В 1878 году работала в Сормове на пристани на разгрузке дров и позже – чернорабочей на Сормовском заводе. Весной 1879 года стала членом боевой группы «Свобода или смерть», предшественницы «Народной воли». Хозяйка первой динамитной мастерской «Народной воли» (Петербург, Басковый переулок, 1879 год). Принимала прямое участие в подготовке ряда покушений на Александра II (в 1879 году под Александровском, в 1880 году в Петербурге и Одессе, в 1880-1881 годах в Петербурге).

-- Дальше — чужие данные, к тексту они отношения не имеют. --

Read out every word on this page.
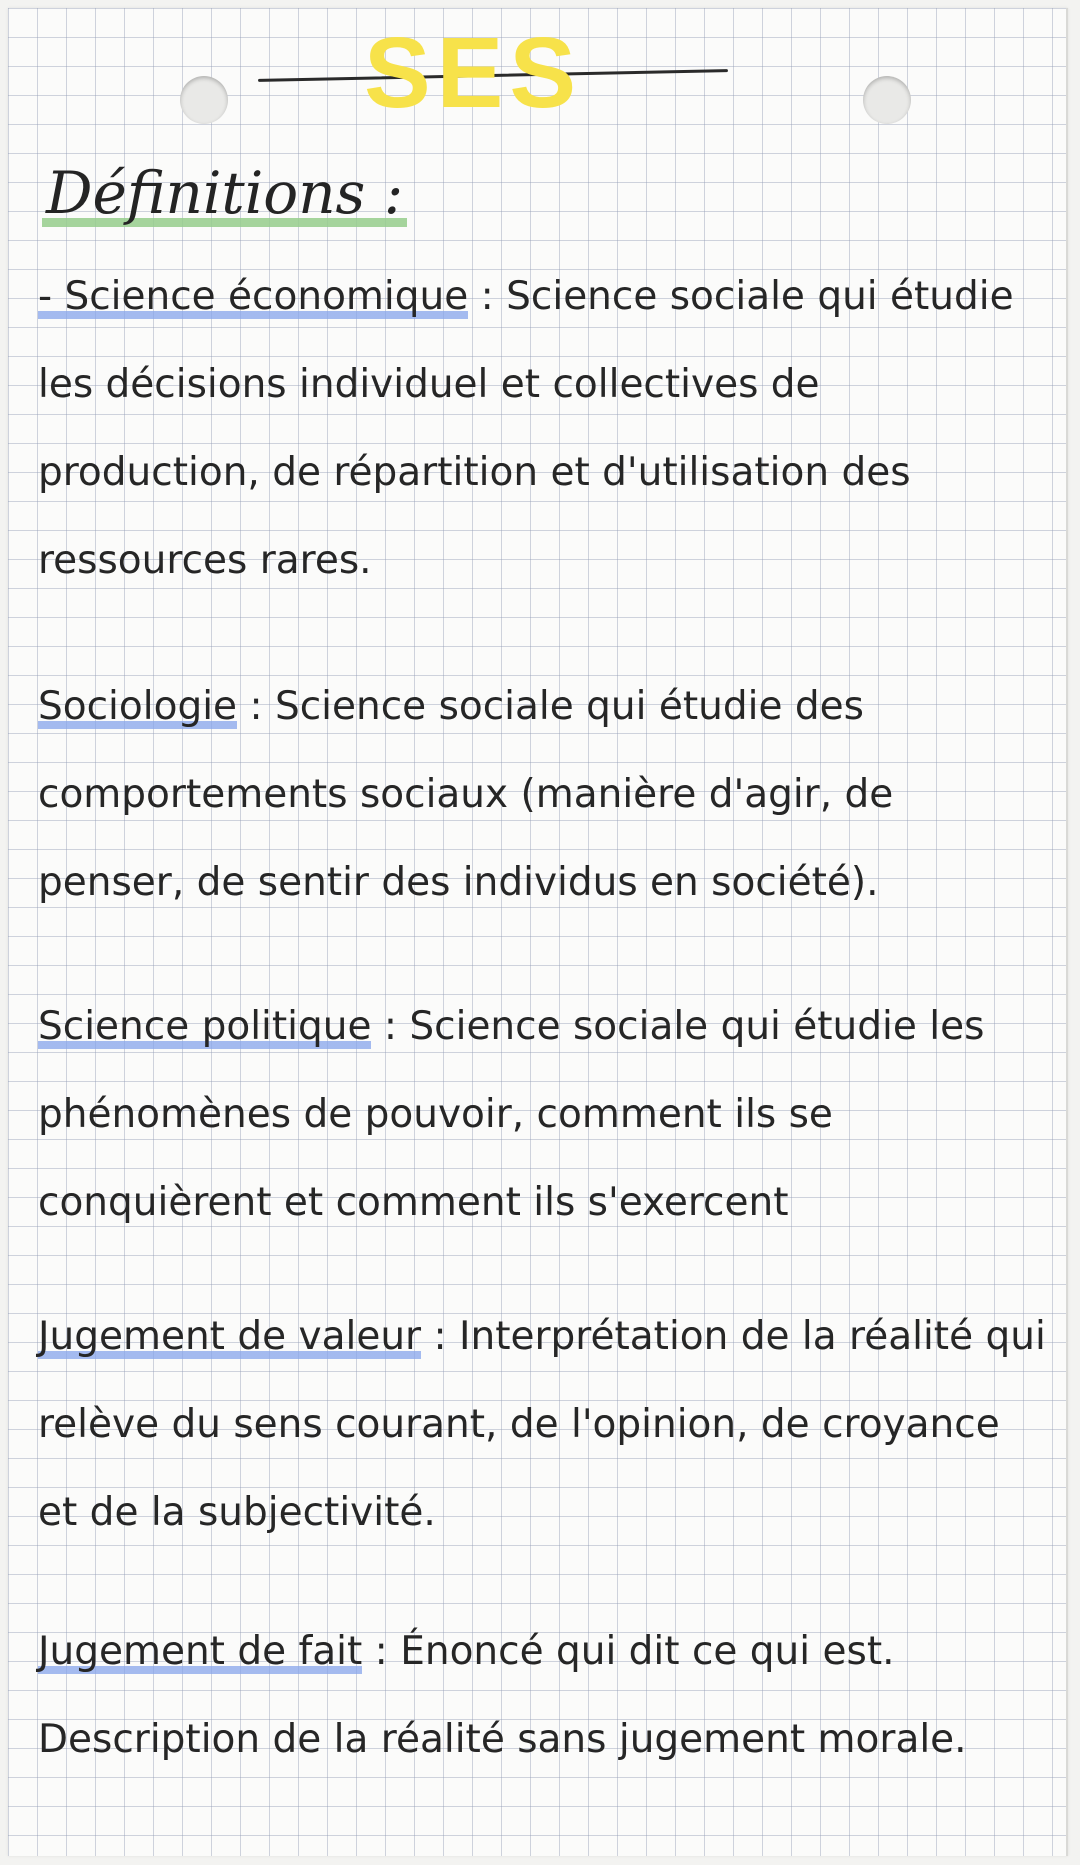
SES
Définitions :
- Science économique : Science sociale qui étudie les décisions individuel et collectives de production, de répartition et d'utilisation des ressources rares.
Sociologie : Science sociale qui étudie des comportements sociaux (manière d'agir, de penser, de sentir des individus en société).
Science politique : Science sociale qui étudie les phénomènes de pouvoir, comment ils se conquièrent et comment ils s'exercent
Jugement de valeur : Interprétation de la réalité qui relève du sens courant, de l'opinion, de croyance et de la subjectivité.
Jugement de fait : Énoncé qui dit ce qui est. Description de la réalité sans jugement morale.
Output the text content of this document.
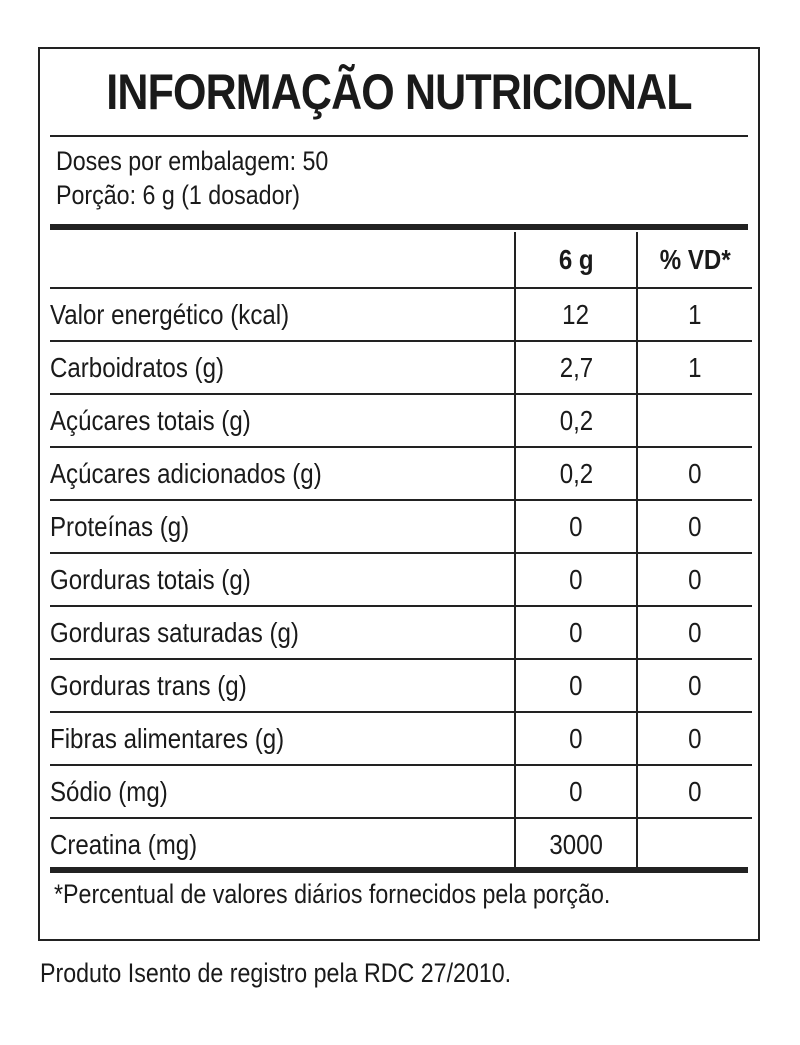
INFORMAÇÃO NUTRICIONAL
Doses por embalagem: 50
Porção: 6 g (1 dosador)
	6 g	% VD*
Valor energético (kcal)	12	1
Carboidratos (g)	2,7	1
Açúcares totais (g)	0,2	
Açúcares adicionados (g)	0,2	0
Proteínas (g)	0	0
Gorduras totais (g)	0	0
Gorduras saturadas (g)	0	0
Gorduras trans (g)	0	0
Fibras alimentares (g)	0	0
Sódio (mg)	0	0
Creatina (mg)	3000	
*Percentual de valores diários fornecidos pela porção.
Produto Isento de registro pela RDC 27/2010.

Арестована в Киеве 21 апреля 1881 года, на «Процессе 20-ти» в 1882 году приговорена к смертной казни, замененной бессрочной каторгой. В 1883 году переведена из Петропавловской крепости на Кару, а затем в Акатуй. В 1899 году вышла на поселение в Чите (бессрочная каторга для женщин была заменена срочной по случаю коронации Николая II). В 1904 году бежала из Сибири в Европейскую часть России, перешла на нелегальное положение, вступила в партию эсеров.
В августе 1905 года арестована в Орехове-Зуеве, заключена в Петропавловскую крепость, оттуда выслана в Читу, приговорена за побег к 8 месяцам тюрьмы без зачета предварительного заключения. Подвергалась преследованиям за работу в политическом Красном Кресте и в связи с подозрениями в причастности к деятельности эсеров.
Осенью 1917 года переехала из Читы в Москву, работала в различных кооперативных учреждениях, в частности в Центросоюзе. Активный член Общества бывших политкаторжан и ссыльнопоселенцев. Умерла в эвакуации в Новосибирске.